An interpretation of NYRT’s beta
New York REIT’s beta of 0.53 indicates that the stock value will be less variable compared to the whole stock market. This means that the change in NYRT’s value, whether it goes up or down, will be of a smaller degree than the change in value of the entire stock market index. Based on this beta value, NYRT appears to be a stock that an investor with a high-beta portfolio would look for to reduce risk exposure to the market.
How does NYRT’s size and industry impact its risk?
NYRT, with its market capitalisation of USD $675.08M, is a small-cap stock, which generally have higher beta than similar companies of larger size. Furthermore, the company operates in the reits industry, which has been found to have high sensitivity to market-wide shocks. Therefore, investors may expect high beta associated with small companies, as well as those operating in the reits industry, relative to those more well-established firms in a more defensive industry. It seems as though there is an inconsistency in risks portrayed by NYRT’s size and industry relative to its actual beta value. A potential driver of this variance can be a fundamental factor, which we will take a look at next.

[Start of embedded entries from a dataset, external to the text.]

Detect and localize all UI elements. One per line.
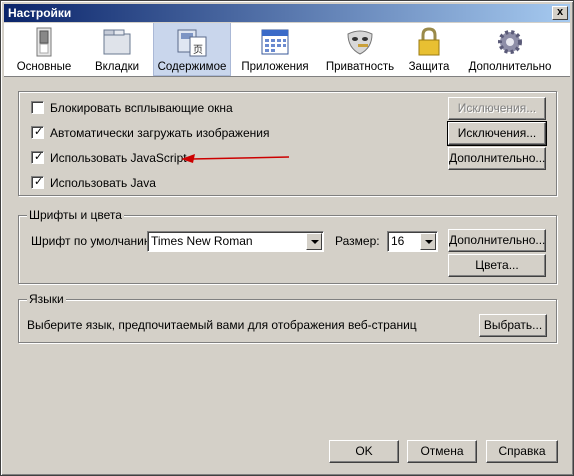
checkbox-label: Блокировать всплывающие окна [50,101,233,115]
checkmark-icon: ✓ [34,151,44,163]
mask-icon [347,30,373,55]
applications-calendar-icon [261,29,289,55]
popup-exceptions-button[interactable]: Исключения... [448,97,546,120]
enable-javascript-checkbox[interactable]: ✓ Использовать JavaScript [31,150,187,166]
languages-group: Языки Выберите язык, предпочитаемый вами… [18,292,557,343]
image-exceptions-button[interactable]: Исключения... [447,121,547,146]
enable-java-checkbox[interactable]: ✓ Использовать Java [31,175,156,191]
javascript-advanced-button[interactable]: Дополнительно... [448,147,546,170]
preferences-tabs: Основные Вкладки 页 Содержимое Приложения… [4,23,570,77]
preferences-window: Настройки x Основные Вкладки 页 Содержимо… [0,0,574,476]
tab-content[interactable]: 页 Содержимое [153,23,231,76]
default-font-select[interactable]: Times New Roman [147,231,324,252]
default-font-label: Шрифт по умолчанию: [31,234,157,248]
checkbox-label: Использовать Java [50,176,156,190]
content-page-icon: 页 [177,29,207,57]
checkmark-icon: ✓ [34,176,44,188]
chevron-down-icon[interactable] [420,233,436,250]
chevron-down-icon[interactable] [306,233,322,250]
tab-applications[interactable]: Приложения [237,23,313,76]
help-button[interactable]: Справка [486,440,558,463]
checkbox-label: Автоматически загружать изображения [50,126,270,140]
default-font-value: Times New Roman [151,234,253,248]
tab-privacy[interactable]: Приватность [322,23,398,76]
font-size-select[interactable]: 16 [387,231,438,252]
content-group: Блокировать всплывающие окна ✓ Автоматиче… [18,91,557,196]
tab-security[interactable]: Защита [406,23,452,76]
tab-label: Приложения [241,61,309,73]
window-title: Настройки [8,6,72,20]
tab-advanced[interactable]: Дополнительно [464,23,556,76]
checkbox-box[interactable]: ✓ [31,151,44,164]
font-size-value: 16 [391,234,405,248]
switch-icon [36,27,52,57]
title-bar[interactable]: Настройки x [4,4,570,22]
choose-languages-button[interactable]: Выбрать... [479,314,547,337]
checkbox-box[interactable] [31,101,44,114]
colors-button[interactable]: Цвета... [448,254,546,277]
tab-label: Приватность [325,61,395,73]
red-arrow-annotation [181,154,290,163]
checkmark-icon: ✓ [34,126,44,138]
ok-button[interactable]: OK [329,440,399,463]
cancel-button[interactable]: Отмена [407,440,477,463]
tab-label: Защита [408,61,450,73]
languages-group-title: Языки [27,292,66,306]
fonts-advanced-button[interactable]: Дополнительно... [448,229,546,252]
tab-label: Дополнительно [468,61,552,73]
tab-label: Содержимое [157,61,227,73]
checkbox-box[interactable]: ✓ [31,126,44,139]
languages-description: Выберите язык, предпочитаемый вами для о… [27,318,417,332]
checkbox-label: Использовать JavaScript [50,151,187,165]
checkbox-box[interactable]: ✓ [31,176,44,189]
fonts-group-title: Шрифты и цвета [27,208,124,222]
fonts-group: Шрифты и цвета Шрифт по умолчанию: Times… [18,208,557,284]
tab-tabs[interactable]: Вкладки [88,23,146,76]
font-size-label: Размер: [335,234,380,248]
close-button[interactable]: x [552,6,568,20]
gear-icon [498,30,522,54]
folder-tabs-icon [103,29,131,55]
load-images-checkbox[interactable]: ✓ Автоматически загружать изображения [31,125,269,141]
svg-text:页: 页 [193,44,203,56]
tab-label: Вкладки [94,61,140,73]
tab-label: Основные [16,61,72,73]
padlock-icon [418,27,440,56]
block-popups-checkbox[interactable]: Блокировать всплывающие окна [31,100,233,116]
tab-main[interactable]: Основные [12,23,76,76]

How NYRT’s assets could affect its beta
An asset-heavy company tends to have a higher beta because the risk associated with running fixed assets during a downturn is highly expensive. I examine NYRT’s ratio of fixed assets to total assets to see whether the company is highly exposed to the risk of this type of constraint. With a fixed-assets-to-total-assets ratio of greater than 30%, NYRT appears to be a company that invests a large amount of capital in assets that are hard to scale down on short-notice. As a result, this aspect of NYRT indicates a higher beta than a similar size company with a lower portion of fixed assets on their balance sheet. This outcome contradicts NYRT’s current beta value which indicates a below-average volatility.
What this means for you:
Are you a shareholder? NYRT may be a worthwhile stock to hold onto in order to cushion the impact of a downturn. Depending on the composition of your portfolio, low-beta stocks such as NYRT is valuable to lower your risk of market exposure, in particular, during times of economic decline. For more company-specific research on NYRT, check out our our free analysis plaform here.
Are you a potential investor? Before you buy NYRT, you should look at the stock in conjunction with their current portfolio holdings. NYRT may be a great cushion during times of economic downturns due to its low beta. However, its high fixed cost may mean margins are squeezed if demand is low. I recommend taking into account its fundamentals as well before leaping into the investment. You can examine these factors in our free fundamental research report for NYRT here.
To help readers see pass the short term volatility of the financial market, we aim to bring you a long-term focused research analysis purely driven by fundamental data. Note that our analysis does not factor in the latest price sensitive company announcements.
The author is an independent contributor and at the time of publication had no position in the stocks mentioned.